An unusual transformation on the square, jumping to conclusions, the awkward experience of immigration, traffic accidents and why breakfast is so important: thirteen stories about human nature, all based on or connected with Barcelona. "CYAN and other stories" is the first story collection book by a Latvian-born Alina Cvetkova

Reading Alina Cvetkova is an exercise against serenity, the innocence and the conventional. Her writing is irreverent, direct and all this makes her words flow easily and connect with common realities, where the characters speak in the first or the third person, but in the end they are all the same. Without depending on the sex or age of the characters, Alina manages to pack her stories with as much passion as suffering, as much hope as insanity.

Alina’s writing career began in Latvia, where she wrote for print magazines, such as Veto, and also left a digital trace as a blogger; telling her version of the world in an etheric but sometimes very carnal way, she developed her own style.

“CYAN and other stories” is the first published book of Alina’s stories, telling a story of events one after another with an energy ready to run up a mountain, and then when you finally walk down you feel refreshment and sensitivity, surprised by the amount of controversial ideas you have discovered.

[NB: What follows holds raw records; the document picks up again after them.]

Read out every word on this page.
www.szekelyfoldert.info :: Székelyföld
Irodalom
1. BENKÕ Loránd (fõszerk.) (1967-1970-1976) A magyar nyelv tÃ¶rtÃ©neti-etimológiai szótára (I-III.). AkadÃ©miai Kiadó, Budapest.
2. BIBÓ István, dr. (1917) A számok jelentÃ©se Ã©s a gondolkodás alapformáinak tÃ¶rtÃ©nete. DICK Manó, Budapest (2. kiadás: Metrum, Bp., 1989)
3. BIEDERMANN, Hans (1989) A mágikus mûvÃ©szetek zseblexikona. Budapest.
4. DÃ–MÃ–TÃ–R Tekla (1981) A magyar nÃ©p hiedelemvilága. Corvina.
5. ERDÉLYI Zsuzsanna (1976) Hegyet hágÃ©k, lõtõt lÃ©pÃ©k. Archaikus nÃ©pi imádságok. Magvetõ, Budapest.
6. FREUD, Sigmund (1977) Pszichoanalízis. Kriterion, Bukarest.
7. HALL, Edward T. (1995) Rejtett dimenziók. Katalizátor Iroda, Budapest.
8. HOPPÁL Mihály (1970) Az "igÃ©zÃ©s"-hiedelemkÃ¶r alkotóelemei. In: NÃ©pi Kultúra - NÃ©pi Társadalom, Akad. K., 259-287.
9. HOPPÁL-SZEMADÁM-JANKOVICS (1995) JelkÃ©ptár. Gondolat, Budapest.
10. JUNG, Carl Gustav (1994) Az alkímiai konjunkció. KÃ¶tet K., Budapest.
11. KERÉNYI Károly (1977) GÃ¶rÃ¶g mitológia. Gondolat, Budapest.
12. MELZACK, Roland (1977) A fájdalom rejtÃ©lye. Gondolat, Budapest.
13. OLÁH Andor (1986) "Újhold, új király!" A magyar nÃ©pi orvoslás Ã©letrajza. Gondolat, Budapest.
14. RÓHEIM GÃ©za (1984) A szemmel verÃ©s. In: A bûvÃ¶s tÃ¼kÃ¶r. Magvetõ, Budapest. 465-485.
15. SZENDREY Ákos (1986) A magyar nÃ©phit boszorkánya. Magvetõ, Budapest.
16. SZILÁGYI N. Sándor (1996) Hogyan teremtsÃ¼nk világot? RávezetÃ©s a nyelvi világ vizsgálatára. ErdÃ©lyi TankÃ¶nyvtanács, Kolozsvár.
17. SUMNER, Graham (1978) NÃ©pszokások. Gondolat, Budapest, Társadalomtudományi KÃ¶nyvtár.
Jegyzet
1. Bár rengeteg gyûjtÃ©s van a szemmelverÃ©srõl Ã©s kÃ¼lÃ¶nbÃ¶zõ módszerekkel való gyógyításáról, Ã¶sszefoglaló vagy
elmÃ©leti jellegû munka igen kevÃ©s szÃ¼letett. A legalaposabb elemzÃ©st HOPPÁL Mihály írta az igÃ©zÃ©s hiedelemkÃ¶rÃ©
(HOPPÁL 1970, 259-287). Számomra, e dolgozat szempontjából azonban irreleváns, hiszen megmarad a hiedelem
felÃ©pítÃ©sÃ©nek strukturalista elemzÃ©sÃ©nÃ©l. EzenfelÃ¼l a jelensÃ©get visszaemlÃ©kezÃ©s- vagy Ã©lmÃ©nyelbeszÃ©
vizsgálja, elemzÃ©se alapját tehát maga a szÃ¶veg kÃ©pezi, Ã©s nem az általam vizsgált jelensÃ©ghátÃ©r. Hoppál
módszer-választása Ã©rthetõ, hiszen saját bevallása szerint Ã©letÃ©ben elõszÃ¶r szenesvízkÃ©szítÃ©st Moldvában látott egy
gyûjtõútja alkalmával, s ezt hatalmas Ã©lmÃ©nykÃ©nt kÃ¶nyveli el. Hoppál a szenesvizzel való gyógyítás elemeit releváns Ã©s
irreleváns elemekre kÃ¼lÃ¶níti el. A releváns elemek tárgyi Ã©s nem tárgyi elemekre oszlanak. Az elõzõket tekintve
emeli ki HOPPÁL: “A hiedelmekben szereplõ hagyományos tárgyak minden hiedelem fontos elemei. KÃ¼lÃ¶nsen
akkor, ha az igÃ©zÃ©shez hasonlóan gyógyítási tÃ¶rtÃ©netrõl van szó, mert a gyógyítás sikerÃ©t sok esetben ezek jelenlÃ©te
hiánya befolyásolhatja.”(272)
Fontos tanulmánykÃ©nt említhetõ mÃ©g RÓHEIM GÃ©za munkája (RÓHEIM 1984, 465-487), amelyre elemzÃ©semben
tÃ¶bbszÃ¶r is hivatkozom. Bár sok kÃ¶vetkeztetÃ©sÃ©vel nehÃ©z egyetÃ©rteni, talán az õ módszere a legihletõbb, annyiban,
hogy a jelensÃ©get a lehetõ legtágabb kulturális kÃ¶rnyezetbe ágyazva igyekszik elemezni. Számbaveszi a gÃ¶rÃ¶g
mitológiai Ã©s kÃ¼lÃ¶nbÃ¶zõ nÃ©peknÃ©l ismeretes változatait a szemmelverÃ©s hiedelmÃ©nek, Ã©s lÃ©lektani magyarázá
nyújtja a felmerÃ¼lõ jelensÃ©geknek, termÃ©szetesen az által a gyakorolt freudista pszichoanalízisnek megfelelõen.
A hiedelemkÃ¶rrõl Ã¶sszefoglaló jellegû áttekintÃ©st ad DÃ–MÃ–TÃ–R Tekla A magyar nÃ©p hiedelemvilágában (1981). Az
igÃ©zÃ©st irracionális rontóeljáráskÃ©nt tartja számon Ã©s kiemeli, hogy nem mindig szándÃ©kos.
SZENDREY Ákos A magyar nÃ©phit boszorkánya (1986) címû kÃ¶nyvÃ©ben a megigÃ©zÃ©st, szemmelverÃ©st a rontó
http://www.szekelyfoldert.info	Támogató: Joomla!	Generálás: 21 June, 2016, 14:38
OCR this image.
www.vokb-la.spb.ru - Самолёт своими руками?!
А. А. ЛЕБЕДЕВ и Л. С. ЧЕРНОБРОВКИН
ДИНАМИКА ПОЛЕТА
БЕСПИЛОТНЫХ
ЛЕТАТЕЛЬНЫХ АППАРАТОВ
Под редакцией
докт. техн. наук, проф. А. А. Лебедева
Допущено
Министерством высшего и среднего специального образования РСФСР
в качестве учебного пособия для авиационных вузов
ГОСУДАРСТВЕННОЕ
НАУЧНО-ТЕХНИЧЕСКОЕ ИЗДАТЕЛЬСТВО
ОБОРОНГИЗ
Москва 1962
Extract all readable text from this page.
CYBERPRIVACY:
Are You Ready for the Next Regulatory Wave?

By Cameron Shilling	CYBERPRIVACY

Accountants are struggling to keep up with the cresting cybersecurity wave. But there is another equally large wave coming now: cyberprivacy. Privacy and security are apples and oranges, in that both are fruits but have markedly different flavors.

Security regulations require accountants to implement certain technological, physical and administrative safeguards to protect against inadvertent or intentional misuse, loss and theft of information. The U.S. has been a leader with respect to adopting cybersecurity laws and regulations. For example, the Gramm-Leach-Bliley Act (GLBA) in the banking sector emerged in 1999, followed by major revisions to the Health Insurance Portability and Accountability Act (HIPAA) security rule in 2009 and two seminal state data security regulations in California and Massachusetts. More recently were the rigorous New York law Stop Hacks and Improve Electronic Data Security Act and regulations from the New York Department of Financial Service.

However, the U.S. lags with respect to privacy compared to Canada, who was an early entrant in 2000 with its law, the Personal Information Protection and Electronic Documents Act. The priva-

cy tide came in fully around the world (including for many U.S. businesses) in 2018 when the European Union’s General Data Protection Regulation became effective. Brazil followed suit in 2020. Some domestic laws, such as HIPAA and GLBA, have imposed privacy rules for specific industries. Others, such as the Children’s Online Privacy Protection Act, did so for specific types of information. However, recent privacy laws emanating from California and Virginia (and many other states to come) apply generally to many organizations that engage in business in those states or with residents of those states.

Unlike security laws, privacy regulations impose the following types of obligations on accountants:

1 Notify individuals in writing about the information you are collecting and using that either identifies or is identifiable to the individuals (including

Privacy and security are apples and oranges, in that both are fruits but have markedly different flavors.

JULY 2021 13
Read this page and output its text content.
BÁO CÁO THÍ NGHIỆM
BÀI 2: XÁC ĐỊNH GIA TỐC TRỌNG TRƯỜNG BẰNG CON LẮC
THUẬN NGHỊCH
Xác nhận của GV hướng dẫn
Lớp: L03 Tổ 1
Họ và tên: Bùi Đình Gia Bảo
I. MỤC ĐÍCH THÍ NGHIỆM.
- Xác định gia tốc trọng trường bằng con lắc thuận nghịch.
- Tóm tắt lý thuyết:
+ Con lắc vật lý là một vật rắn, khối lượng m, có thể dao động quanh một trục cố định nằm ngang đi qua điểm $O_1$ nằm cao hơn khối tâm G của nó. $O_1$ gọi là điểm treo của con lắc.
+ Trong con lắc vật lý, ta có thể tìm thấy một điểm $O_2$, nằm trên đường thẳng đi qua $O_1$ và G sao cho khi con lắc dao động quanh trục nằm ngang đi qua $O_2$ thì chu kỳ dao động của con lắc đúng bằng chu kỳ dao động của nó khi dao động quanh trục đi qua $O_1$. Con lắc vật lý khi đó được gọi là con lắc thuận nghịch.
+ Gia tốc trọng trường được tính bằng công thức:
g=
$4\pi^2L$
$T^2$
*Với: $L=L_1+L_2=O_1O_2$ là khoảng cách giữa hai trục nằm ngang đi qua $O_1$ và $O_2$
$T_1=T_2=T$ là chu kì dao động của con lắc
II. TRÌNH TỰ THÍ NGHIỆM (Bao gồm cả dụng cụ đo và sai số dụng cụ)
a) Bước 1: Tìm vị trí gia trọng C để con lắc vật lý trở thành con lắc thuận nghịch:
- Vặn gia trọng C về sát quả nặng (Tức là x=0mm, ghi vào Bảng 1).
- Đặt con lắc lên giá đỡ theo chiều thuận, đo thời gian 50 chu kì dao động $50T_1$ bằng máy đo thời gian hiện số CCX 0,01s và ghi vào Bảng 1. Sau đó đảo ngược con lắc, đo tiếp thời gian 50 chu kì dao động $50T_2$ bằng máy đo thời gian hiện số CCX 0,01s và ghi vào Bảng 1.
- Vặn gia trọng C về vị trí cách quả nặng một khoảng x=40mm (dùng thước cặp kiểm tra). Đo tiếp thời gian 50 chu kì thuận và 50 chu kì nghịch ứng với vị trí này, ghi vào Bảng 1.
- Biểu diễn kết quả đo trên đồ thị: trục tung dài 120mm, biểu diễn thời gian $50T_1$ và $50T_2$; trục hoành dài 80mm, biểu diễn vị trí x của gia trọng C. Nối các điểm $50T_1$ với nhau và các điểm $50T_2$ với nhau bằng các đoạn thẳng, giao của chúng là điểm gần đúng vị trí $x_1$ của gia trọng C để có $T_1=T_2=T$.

“Somehow, when these weird loneliness attacks happen, which surely have been classified by modern medicine, I remember a harbor in my childhood neighborhood in the early morning. Cranes supporting the clear skies, distant foghorns of the ships, seagulls squealing, and I distinctly understand that even if life turned three hundred and sixty degrees, swirled and danced me, I would still always have this harbor within, this desert-like space, burned inside my brain like an ancient stamp.” - extract from “CYAN. An almost autobiographical journey in three parts”.

Alina Cvetkova and the source of her inspiration are based in these desert-like spaces, which she fills with emotions, which in their turn materialise in the shape of traumatised characters, who teach you, who scare you but in the end are so familiar that you are left surprised.

“I feel at ease in Spain in comparison to Sweden. Downstairs from my apartment I have three key stores – a small market, a bakery and a grocery store. If I am short of a few cents, I am always forgiven. I stumble and fall when I speak Spanish. I try to be friendly but my grammar makes no sense, and the faster I speak, the more difficult it is to stop. I continue making mistakes and frown with frustration because I don’t like being taken for a foreigner. But I am. “¿Where are you from?”, I hear all over. The story of my life. I hate the sound of it; I am always taken for a foreigner everywhere, even back home.”